Thursday, November 8

Security breach story continues to expand

Allan Benamer at the Non-Profit Tech Blog has been covering a couple angle's of the Convio security breach that - quite frankly - I don't understand all the technical issues. However, I know enough about security to be stunned by this exchange in Allan's comment field:

Anonymous "activist" wrote:
Convio’s multiple security failures here are elementary-level and simply inexcusable.

First, as mentioned before, there’s the unencrypted passwords issue.

But secondly, from what I’ve been reading about this, the GetActive and Convio network security was laughable. An employee was allowed to work from home, on a non-secure PC, without the latest spyware & malware protections? And this employee was someone with the priveleges to administratively access ALL 150 accounts that were affected or almost affected? Why does one employee need to be able to access 150 accounts? And this is at a company that is supposed to handle millions upon millions of records of data safely and securely?

A basic security audit would have pointed these vulnerabilities out — but I guess Convio didn’t want to bother with that.

I wonder how the potential of millions and millions of dollars of liabilities from this incident will affect Convio’s planned IPO

Allan responded by saying:
@activist — from what I can tell, the employee might have been phished so spyware and malware would not have helped. I’m more worried by the “download all the passwords” capability. That’s a bit nuts. It was like handing hackers the entire cookie jar. It was not a good kludge and all because they were too unwilling to do an open API. This is a great time to demand an SLA from Convio though. You couldn’t get it before but I’m sure there are lots of demands for SLAs right now coming at Convio.

Yikes. I hadn't read anything about the employee working from home who had access to so many records... and I certainly didn't think that this security breach could be tied to the new API developments that made headlines several weeks ago. Now I'm beginning to think we haven't heard the full story yet.

As always, I know the fact that I run this blog anonymously rubs some people the wrong way, but I continue to invite Convio to use the comments feature on this website if they choose to explain or refute any of this statements... after all, it seems like a better place than the progressive exchange list.

4 comments:

Jacob said...

I don't think Alan was saying the API caused it. I think he was saying if they would have done an open API such a utility (download all passwords) wouldn't have been necessary.

On another note it is important to remember this is not Convio's code base. When they bought GetActive they assumed responsibility for that code so I'm not saying they are off the hook.

What I am saying is that if we are going to draw broader assumptions about how their software works you can't necessarily do that. I'm 99 percent sure that the traditional Convio eCRM doesn't store unencrypted passwords.

Again they should have fixed the security of GetActive when they acquired it, so you can blame them for bad practice. But you can't say they don't code securely when they get a chance to do it from scratch.

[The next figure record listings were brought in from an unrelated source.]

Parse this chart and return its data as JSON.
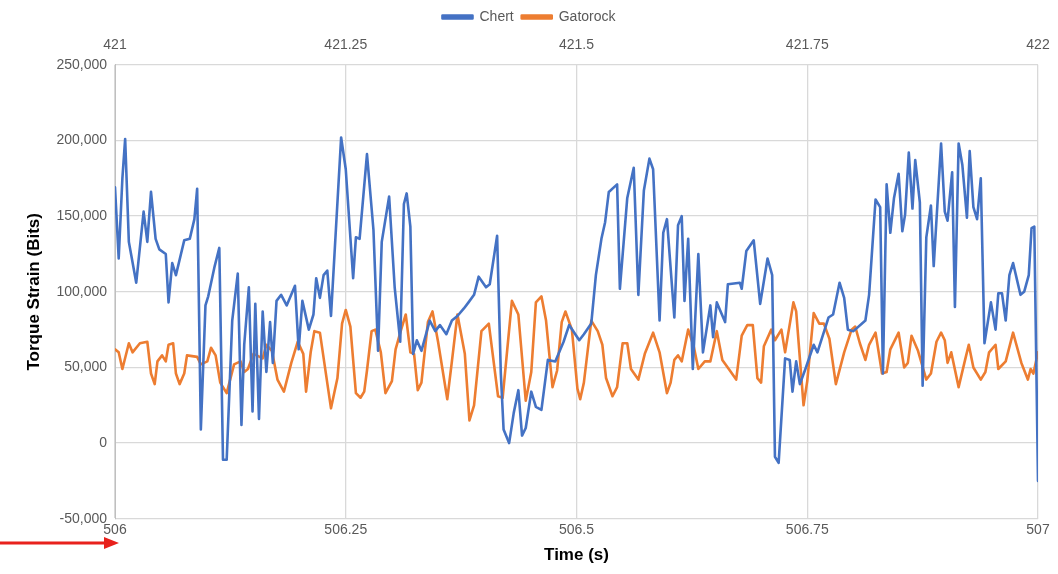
{
  "chart_data": {
    "type": "line",
    "xlabel": "Time (s)",
    "ylabel": "Torque Strain (Bits)",
    "xlim": [
      506,
      507
    ],
    "xticks": [
      506,
      506.25,
      506.5,
      506.75,
      507
    ],
    "x2lim": [
      421,
      422
    ],
    "x2ticks": [
      421,
      421.25,
      421.5,
      421.75,
      422
    ],
    "ylim": [
      -50000,
      250000
    ],
    "yticks": [
      {
        "value": -50000,
        "label": "-50,000"
      },
      {
        "value": 0,
        "label": "0"
      },
      {
        "value": 50000,
        "label": "50,000"
      },
      {
        "value": 100000,
        "label": "100,000"
      },
      {
        "value": 150000,
        "label": "150,000"
      },
      {
        "value": 200000,
        "label": "200,000"
      },
      {
        "value": 250000,
        "label": "250,000"
      }
    ],
    "grid": true,
    "legend": "top",
    "marker": "none",
    "line_style": "solid",
    "series": [
      {
        "name": "Chert",
        "color": "#4472c4",
        "x": [
          506,
          506.004,
          506.008,
          506.011,
          506.015,
          506.023,
          506.031,
          506.035,
          506.039,
          506.044,
          506.048,
          506.055,
          506.058,
          506.062,
          506.066,
          506.075,
          506.081,
          506.086,
          506.089,
          506.093,
          506.098,
          506.101,
          506.108,
          506.113,
          506.117,
          506.121,
          506.127,
          506.133,
          506.137,
          506.14,
          506.145,
          506.149,
          506.152,
          506.156,
          506.16,
          506.164,
          506.168,
          506.171,
          506.175,
          506.18,
          506.186,
          506.195,
          506.199,
          506.203,
          506.21,
          506.215,
          506.218,
          506.222,
          506.226,
          506.23,
          506.234,
          506.245,
          506.25,
          506.258,
          506.261,
          506.265,
          506.273,
          506.28,
          506.285,
          506.289,
          506.297,
          506.303,
          506.309,
          506.313,
          506.316,
          506.32,
          506.323,
          506.327,
          506.332,
          506.341,
          506.347,
          506.352,
          506.359,
          506.365,
          506.371,
          506.378,
          506.383,
          506.389,
          506.394,
          506.402,
          506.406,
          506.414,
          506.418,
          506.421,
          506.427,
          506.432,
          506.437,
          506.441,
          506.445,
          506.451,
          506.456,
          506.462,
          506.469,
          506.477,
          506.486,
          506.492,
          506.503,
          506.508,
          506.516,
          506.521,
          506.527,
          506.531,
          506.535,
          506.544,
          506.547,
          506.555,
          506.562,
          506.567,
          506.573,
          506.579,
          506.583,
          506.59,
          506.594,
          506.598,
          506.606,
          506.61,
          506.614,
          506.617,
          506.621,
          506.626,
          506.632,
          506.637,
          506.645,
          506.648,
          506.652,
          506.661,
          506.664,
          506.677,
          506.679,
          506.684,
          506.692,
          506.699,
          506.707,
          506.712,
          506.715,
          506.719,
          506.726,
          506.731,
          506.734,
          506.738,
          506.742,
          506.748,
          506.757,
          506.761,
          506.773,
          506.778,
          506.785,
          506.79,
          506.794,
          506.8,
          506.813,
          506.817,
          506.824,
          506.829,
          506.832,
          506.836,
          506.84,
          506.844,
          506.849,
          506.853,
          506.856,
          506.86,
          506.864,
          506.867,
          506.872,
          506.875,
          506.879,
          506.884,
          506.887,
          506.895,
          506.899,
          506.902,
          506.907,
          506.91,
          506.914,
          506.918,
          506.923,
          506.926,
          506.93,
          506.934,
          506.938,
          506.942,
          506.949,
          506.954,
          506.957,
          506.961,
          506.965,
          506.969,
          506.973,
          506.981,
          506.985,
          506.99,
          506.993,
          506.996,
          507
        ],
        "values": [
          169000,
          122000,
          175000,
          201000,
          133000,
          106000,
          153000,
          133000,
          166000,
          135000,
          128000,
          125000,
          93000,
          119000,
          111000,
          134000,
          135000,
          148000,
          168000,
          9000,
          91000,
          97000,
          117000,
          129000,
          -11000,
          -11000,
          81000,
          112000,
          12000,
          65000,
          103000,
          21000,
          92000,
          16000,
          87000,
          47000,
          80000,
          53000,
          94000,
          98000,
          91000,
          104000,
          62000,
          94000,
          75000,
          85000,
          109000,
          96000,
          111000,
          114000,
          84000,
          202000,
          181000,
          109000,
          136000,
          135000,
          191000,
          141000,
          61000,
          133000,
          163000,
          103000,
          67000,
          158000,
          165000,
          143000,
          59000,
          68000,
          61000,
          81000,
          74000,
          78000,
          72000,
          81000,
          84000,
          89000,
          93000,
          98000,
          110000,
          103000,
          105000,
          137000,
          46000,
          9000,
          0,
          20000,
          35000,
          5000,
          10000,
          34000,
          24000,
          22000,
          55000,
          54000,
          67000,
          78000,
          68000,
          72000,
          79000,
          111000,
          135000,
          146000,
          166000,
          171000,
          102000,
          162000,
          182000,
          98000,
          167000,
          188000,
          181000,
          81000,
          139000,
          148000,
          83000,
          144000,
          150000,
          94000,
          135000,
          49000,
          125000,
          60000,
          91000,
          70000,
          93000,
          80000,
          105000,
          106000,
          102000,
          127000,
          134000,
          92000,
          122000,
          111000,
          -9000,
          -13000,
          56000,
          55000,
          34000,
          54000,
          39000,
          49000,
          65000,
          60000,
          83000,
          85000,
          106000,
          96000,
          75000,
          74000,
          81000,
          98000,
          161000,
          156000,
          46000,
          171000,
          139000,
          162000,
          178000,
          140000,
          151000,
          192000,
          155000,
          187000,
          159000,
          38000,
          136000,
          157000,
          117000,
          198000,
          153000,
          147000,
          179000,
          90000,
          198000,
          184000,
          149000,
          193000,
          156000,
          148000,
          175000,
          66000,
          93000,
          75000,
          99000,
          99000,
          81000,
          111000,
          119000,
          98000,
          100000,
          111000,
          142000,
          143000,
          -25000
        ]
      },
      {
        "name": "Gatorock",
        "color": "#ed7d31",
        "axis": "x2",
        "x": [
          421,
          421.004,
          421.008,
          421.015,
          421.019,
          421.027,
          421.035,
          421.039,
          421.043,
          421.046,
          421.051,
          421.055,
          421.058,
          421.063,
          421.066,
          421.07,
          421.075,
          421.078,
          421.089,
          421.093,
          421.1,
          421.104,
          421.109,
          421.114,
          421.121,
          421.129,
          421.136,
          421.14,
          421.144,
          421.15,
          421.16,
          421.164,
          421.17,
          421.176,
          421.183,
          421.191,
          421.198,
          421.204,
          421.207,
          421.212,
          421.216,
          421.222,
          421.234,
          421.241,
          421.246,
          421.25,
          421.255,
          421.261,
          421.266,
          421.27,
          421.273,
          421.278,
          421.282,
          421.288,
          421.293,
          421.3,
          421.304,
          421.31,
          421.315,
          421.32,
          421.324,
          421.328,
          421.332,
          421.339,
          421.344,
          421.35,
          421.36,
          421.365,
          421.371,
          421.379,
          421.384,
          421.389,
          421.397,
          421.405,
          421.415,
          421.42,
          421.43,
          421.437,
          421.445,
          421.451,
          421.456,
          421.462,
          421.467,
          421.474,
          421.479,
          421.484,
          421.488,
          421.495,
          421.501,
          421.504,
          421.508,
          421.516,
          421.523,
          421.528,
          421.532,
          421.539,
          421.544,
          421.55,
          421.555,
          421.559,
          421.567,
          421.574,
          421.583,
          421.59,
          421.598,
          421.602,
          421.606,
          421.61,
          421.614,
          421.621,
          421.627,
          421.632,
          421.639,
          421.645,
          421.652,
          421.658,
          421.665,
          421.673,
          421.679,
          421.685,
          421.691,
          421.696,
          421.7,
          421.703,
          421.711,
          421.715,
          421.722,
          421.726,
          421.735,
          421.738,
          421.746,
          421.75,
          421.757,
          421.763,
          421.768,
          421.774,
          421.781,
          421.79,
          421.798,
          421.802,
          421.807,
          421.813,
          421.817,
          421.824,
          421.831,
          421.836,
          421.84,
          421.849,
          421.855,
          421.859,
          421.863,
          421.87,
          421.879,
          421.884,
          421.89,
          421.895,
          421.899,
          421.902,
          421.906,
          421.914,
          421.921,
          421.925,
          421.93,
          421.938,
          421.943,
          421.947,
          421.954,
          421.957,
          421.965,
          421.973,
          421.982,
          421.989,
          421.992,
          421.995,
          422
        ],
        "values": [
          62000,
          60000,
          49000,
          66000,
          60000,
          66000,
          67000,
          46000,
          39000,
          54000,
          58000,
          54000,
          65000,
          66000,
          46000,
          39000,
          46000,
          58000,
          57000,
          52000,
          54000,
          63000,
          58000,
          40000,
          33000,
          52000,
          54000,
          47000,
          49000,
          59000,
          56000,
          65000,
          61000,
          42000,
          34000,
          53000,
          67000,
          59000,
          34000,
          60000,
          74000,
          73000,
          23000,
          43000,
          79000,
          88000,
          77000,
          33000,
          30000,
          34000,
          48000,
          74000,
          75000,
          60000,
          33000,
          41000,
          62000,
          75000,
          85000,
          60000,
          59000,
          35000,
          40000,
          80000,
          87000,
          67000,
          29000,
          54000,
          85000,
          59000,
          15000,
          25000,
          74000,
          79000,
          31000,
          30000,
          94000,
          85000,
          28000,
          47000,
          93000,
          97000,
          81000,
          37000,
          48000,
          80000,
          87000,
          75000,
          36000,
          29000,
          40000,
          81000,
          74000,
          65000,
          43000,
          31000,
          37000,
          66000,
          66000,
          49000,
          42000,
          59000,
          73000,
          60000,
          33000,
          40000,
          55000,
          58000,
          54000,
          75000,
          64000,
          49000,
          54000,
          54000,
          74000,
          55000,
          49000,
          42000,
          71000,
          78000,
          78000,
          43000,
          40000,
          64000,
          75000,
          68000,
          75000,
          60000,
          93000,
          87000,
          25000,
          41000,
          86000,
          79000,
          79000,
          69000,
          39000,
          60000,
          75000,
          77000,
          66000,
          55000,
          65000,
          73000,
          46000,
          47000,
          62000,
          73000,
          50000,
          53000,
          71000,
          61000,
          42000,
          46000,
          67000,
          73000,
          68000,
          53000,
          60000,
          37000,
          55000,
          65000,
          50000,
          42000,
          47000,
          60000,
          65000,
          49000,
          54000,
          73000,
          53000,
          42000,
          49000,
          46000,
          60000
        ]
      }
    ]
  }
}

That isn't to say I'm sure that they do, but that you can't draw that inference from this incident.

"a fundraiser" said...

Thanks for the clarification Jacob.

Anonymous said...

Jacob is right. An open API would have actually ELIMINATED the need to download all passwords. So it's quite unfortunate that this had to happen in the first place.

I'm a little puzzled as to why they didn't see this coming. It's bad security practice to have a "mass password download" feature. You don't have to be a security specialist for that red flag to be raised. What's clear here is that Convio was surprised by the level of opprobrium directed at it for failing to protect what it considered to be low-value goods -- usernames and passwords. Convio was more worried about protecting credit cards instead. This led to a distortion in its security policy that resulted in the issue we have now.

Anonymous said...

Is that part about an employee being able to work from a personal computer at home true?